Mejía explicó que las infracciones se clasifican en dos categorías: económicas y no económicas.
En el primer caso, cuando un empleador deja de pagar algún derecho al trabajador, la sanción puede ser equivalente al 25 por ciento de los valores omitidos.
En el segundo, las faltas no económicas, como la no afiliación al Instituto Hondureño de Seguridad Social (IHSS), pueden derivar en multas de hasta 100 mil lempiras.
El funcionario subrayó que las empresas que contraten bajo esta modalidad tienen la obligación de inscribir los contratos en el registro digital habilitado por la Secretaría de Trabajo.

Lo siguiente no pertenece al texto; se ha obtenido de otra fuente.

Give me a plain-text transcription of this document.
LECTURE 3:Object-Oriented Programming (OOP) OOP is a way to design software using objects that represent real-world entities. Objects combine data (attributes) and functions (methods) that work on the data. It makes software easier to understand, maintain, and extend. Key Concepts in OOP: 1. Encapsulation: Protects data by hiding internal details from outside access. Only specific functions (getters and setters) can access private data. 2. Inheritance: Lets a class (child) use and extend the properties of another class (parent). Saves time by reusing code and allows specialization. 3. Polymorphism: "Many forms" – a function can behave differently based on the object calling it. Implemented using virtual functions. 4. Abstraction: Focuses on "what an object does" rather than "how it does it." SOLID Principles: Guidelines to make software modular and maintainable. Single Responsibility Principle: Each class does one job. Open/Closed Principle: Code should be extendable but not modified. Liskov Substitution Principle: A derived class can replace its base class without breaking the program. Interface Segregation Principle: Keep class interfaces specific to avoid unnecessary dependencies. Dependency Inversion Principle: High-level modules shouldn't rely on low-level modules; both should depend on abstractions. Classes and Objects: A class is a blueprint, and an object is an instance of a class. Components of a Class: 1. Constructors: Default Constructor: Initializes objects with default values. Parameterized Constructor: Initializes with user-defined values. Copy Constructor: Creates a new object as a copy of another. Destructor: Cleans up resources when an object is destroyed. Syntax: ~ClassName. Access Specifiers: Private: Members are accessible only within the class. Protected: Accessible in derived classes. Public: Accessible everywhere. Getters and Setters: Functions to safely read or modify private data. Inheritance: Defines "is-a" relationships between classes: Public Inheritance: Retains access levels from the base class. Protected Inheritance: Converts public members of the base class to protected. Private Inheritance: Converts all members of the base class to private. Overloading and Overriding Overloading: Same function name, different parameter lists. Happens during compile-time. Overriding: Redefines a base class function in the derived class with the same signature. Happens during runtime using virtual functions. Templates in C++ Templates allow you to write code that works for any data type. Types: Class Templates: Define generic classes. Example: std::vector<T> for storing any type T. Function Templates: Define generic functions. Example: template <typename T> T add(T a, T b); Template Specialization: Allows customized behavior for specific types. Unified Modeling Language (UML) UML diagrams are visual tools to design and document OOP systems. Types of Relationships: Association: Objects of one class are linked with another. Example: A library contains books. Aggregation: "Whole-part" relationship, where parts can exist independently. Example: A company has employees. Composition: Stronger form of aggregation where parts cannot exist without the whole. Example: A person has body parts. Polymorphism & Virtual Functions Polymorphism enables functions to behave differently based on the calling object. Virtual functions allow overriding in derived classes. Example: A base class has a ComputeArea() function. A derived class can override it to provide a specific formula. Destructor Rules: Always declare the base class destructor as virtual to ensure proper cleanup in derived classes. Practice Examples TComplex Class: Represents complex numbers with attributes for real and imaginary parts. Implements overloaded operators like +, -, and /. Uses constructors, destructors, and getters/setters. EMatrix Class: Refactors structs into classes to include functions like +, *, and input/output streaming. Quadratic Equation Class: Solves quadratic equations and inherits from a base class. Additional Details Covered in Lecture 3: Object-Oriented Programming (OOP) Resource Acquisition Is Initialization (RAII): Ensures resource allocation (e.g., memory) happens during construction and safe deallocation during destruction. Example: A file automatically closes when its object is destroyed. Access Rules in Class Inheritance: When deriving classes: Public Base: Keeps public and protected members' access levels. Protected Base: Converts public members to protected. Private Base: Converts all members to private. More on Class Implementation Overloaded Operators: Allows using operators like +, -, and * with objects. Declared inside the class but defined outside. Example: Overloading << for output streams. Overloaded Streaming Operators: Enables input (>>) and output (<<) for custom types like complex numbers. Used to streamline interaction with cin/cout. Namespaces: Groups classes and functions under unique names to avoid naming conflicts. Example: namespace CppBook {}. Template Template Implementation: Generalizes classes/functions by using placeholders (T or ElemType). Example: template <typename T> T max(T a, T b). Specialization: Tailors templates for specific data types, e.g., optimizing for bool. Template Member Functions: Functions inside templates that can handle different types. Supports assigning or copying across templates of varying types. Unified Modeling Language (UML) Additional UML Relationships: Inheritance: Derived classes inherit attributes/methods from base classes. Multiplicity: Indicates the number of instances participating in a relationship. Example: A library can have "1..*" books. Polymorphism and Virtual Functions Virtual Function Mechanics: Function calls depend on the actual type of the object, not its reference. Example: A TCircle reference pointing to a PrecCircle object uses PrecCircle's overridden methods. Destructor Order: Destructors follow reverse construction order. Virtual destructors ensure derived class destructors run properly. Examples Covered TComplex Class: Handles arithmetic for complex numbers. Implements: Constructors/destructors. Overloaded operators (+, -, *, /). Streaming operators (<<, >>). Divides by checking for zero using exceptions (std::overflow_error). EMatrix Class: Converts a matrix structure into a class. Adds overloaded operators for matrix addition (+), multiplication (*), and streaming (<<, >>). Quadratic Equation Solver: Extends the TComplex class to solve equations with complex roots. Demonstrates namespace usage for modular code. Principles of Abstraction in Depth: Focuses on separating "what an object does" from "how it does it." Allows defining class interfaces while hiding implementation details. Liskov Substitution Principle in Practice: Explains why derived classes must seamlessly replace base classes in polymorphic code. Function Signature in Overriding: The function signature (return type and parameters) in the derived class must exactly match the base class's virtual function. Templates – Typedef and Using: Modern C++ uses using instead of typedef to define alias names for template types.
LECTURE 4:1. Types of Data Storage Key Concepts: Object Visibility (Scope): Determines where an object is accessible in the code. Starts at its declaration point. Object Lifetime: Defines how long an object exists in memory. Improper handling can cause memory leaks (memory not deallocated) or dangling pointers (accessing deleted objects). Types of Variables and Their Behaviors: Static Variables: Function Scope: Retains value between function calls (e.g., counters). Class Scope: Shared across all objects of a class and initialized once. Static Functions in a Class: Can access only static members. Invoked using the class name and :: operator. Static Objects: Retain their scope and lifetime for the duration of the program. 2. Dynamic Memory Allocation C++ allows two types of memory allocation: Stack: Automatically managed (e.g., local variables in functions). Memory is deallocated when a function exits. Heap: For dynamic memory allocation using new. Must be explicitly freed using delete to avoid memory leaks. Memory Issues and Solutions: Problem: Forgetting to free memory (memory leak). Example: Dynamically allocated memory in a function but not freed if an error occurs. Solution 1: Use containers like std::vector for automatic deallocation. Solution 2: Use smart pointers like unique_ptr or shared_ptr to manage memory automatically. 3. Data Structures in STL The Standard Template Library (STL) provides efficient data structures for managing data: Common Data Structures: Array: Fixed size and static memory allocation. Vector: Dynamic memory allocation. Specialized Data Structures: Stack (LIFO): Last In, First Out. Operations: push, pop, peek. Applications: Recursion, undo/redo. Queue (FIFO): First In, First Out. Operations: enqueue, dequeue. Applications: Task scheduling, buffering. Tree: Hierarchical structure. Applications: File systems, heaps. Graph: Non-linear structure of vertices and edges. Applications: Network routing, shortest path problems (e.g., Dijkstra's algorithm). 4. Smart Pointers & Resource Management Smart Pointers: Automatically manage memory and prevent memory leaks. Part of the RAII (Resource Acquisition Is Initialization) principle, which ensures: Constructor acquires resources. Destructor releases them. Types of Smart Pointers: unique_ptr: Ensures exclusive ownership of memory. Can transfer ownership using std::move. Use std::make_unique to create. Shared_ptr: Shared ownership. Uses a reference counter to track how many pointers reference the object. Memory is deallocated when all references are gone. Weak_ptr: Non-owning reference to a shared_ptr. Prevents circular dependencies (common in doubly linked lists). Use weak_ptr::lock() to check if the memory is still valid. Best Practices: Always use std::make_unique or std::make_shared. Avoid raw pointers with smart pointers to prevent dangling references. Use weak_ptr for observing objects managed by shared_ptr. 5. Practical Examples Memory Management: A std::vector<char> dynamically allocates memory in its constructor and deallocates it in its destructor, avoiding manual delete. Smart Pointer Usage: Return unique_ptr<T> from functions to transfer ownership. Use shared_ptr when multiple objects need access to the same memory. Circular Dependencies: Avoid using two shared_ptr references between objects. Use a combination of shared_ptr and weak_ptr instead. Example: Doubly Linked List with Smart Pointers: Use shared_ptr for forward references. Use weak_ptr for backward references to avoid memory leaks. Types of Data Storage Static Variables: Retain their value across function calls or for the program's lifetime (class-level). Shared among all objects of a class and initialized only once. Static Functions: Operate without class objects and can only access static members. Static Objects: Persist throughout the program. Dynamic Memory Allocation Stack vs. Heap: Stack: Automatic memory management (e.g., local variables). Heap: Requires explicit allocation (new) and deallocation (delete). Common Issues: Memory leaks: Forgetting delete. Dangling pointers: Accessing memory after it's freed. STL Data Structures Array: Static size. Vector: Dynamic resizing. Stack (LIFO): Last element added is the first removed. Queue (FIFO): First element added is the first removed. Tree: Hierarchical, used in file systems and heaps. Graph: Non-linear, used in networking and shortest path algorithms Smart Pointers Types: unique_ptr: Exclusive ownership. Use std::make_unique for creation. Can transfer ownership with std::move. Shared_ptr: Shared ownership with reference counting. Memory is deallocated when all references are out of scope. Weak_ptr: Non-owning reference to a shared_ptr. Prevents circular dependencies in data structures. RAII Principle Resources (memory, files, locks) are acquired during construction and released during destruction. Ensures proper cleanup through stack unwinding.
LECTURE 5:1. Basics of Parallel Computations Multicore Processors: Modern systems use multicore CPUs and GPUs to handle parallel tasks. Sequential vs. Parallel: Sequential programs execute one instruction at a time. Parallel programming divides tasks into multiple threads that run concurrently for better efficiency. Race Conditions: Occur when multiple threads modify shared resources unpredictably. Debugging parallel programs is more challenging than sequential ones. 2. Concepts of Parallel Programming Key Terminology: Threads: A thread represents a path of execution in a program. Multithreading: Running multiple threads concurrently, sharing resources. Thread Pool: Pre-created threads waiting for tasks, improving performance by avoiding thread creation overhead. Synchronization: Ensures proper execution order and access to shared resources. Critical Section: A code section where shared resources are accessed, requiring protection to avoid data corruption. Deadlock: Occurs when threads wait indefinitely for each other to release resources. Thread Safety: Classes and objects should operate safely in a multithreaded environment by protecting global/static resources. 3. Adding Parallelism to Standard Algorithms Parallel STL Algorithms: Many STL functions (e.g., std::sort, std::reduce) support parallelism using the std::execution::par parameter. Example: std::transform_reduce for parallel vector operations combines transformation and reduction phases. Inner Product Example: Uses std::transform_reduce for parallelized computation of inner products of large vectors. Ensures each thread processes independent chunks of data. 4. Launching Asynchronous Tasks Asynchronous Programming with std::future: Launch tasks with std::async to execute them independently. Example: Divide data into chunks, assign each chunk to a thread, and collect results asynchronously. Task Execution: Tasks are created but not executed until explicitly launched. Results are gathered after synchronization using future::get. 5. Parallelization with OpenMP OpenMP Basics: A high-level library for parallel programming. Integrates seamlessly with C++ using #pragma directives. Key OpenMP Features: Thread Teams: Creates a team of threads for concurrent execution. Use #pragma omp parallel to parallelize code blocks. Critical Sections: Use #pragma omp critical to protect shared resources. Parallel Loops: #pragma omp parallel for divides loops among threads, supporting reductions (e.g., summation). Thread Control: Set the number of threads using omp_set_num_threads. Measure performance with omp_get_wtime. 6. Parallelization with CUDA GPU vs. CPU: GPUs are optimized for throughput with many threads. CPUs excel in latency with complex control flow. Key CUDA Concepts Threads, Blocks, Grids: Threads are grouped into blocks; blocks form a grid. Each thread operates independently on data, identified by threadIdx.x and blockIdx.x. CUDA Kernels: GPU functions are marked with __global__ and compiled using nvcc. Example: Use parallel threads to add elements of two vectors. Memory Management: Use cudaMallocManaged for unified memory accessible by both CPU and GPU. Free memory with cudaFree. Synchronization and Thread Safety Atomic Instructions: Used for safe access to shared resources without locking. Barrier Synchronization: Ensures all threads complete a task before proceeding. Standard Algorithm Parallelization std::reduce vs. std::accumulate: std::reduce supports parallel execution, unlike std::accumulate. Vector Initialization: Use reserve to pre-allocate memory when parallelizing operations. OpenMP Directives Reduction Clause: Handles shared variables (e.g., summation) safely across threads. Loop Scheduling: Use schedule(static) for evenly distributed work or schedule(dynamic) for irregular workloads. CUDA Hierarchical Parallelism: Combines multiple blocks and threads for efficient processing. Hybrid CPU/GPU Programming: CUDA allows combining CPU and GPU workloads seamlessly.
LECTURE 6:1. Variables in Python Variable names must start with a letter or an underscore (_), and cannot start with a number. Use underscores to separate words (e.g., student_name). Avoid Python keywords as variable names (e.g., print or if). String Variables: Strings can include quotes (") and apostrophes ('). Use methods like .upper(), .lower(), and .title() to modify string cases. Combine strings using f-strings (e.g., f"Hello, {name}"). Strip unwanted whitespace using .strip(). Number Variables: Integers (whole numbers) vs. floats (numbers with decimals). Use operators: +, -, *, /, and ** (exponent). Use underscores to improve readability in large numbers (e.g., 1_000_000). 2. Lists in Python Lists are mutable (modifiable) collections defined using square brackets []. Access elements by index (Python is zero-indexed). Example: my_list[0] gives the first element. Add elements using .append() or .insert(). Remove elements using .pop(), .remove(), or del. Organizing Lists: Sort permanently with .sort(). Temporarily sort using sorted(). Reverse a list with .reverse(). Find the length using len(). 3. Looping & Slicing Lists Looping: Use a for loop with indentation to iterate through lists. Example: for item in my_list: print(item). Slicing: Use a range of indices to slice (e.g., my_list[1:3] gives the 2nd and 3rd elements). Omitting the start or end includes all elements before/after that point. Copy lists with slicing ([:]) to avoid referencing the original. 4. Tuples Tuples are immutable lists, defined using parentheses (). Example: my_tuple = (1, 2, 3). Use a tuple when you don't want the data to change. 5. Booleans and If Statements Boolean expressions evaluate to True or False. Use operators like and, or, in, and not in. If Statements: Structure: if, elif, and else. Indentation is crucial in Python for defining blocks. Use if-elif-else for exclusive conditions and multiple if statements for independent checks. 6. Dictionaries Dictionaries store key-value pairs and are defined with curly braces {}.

Este mecanismo busca garantizar transparencia y control sobre las condiciones laborales de quienes se desempeñan en jornadas parciales.
“Las sanciones no son únicamente económicas, también implican responsabilidades administrativas que pueden afectar la operación de las empresas. El objetivo es que se cumpla la ley y se protejan los derechos de los trabajadores”, señaló Mejía.
La advertencia llega en un contexto en el que el empleo parcial ha ganado relevancia como alternativa para sectores productivos que requieren flexibilidad, pero también ha generado preocupación por posibles abusos.
Organizaciones sindicales han insistido en que la normativa debe aplicarse con rigor para evitar que los trabajadores sean privados de beneficios básicos como seguridad social, vacaciones y prestaciones.
La Secretaría de Trabajo reiteró que continuará con inspecciones periódicas en empresas de distintos rubros, con el fin de verificar el cumplimiento de la ley y aplicar las sanciones correspondientes en caso de irregularidades.
Con esta medida, el gobierno busca fortalecer la protección laboral y garantizar que el empleo parcial se convierta en una herramienta legítima de inclusión y no en un mecanismo de precarización.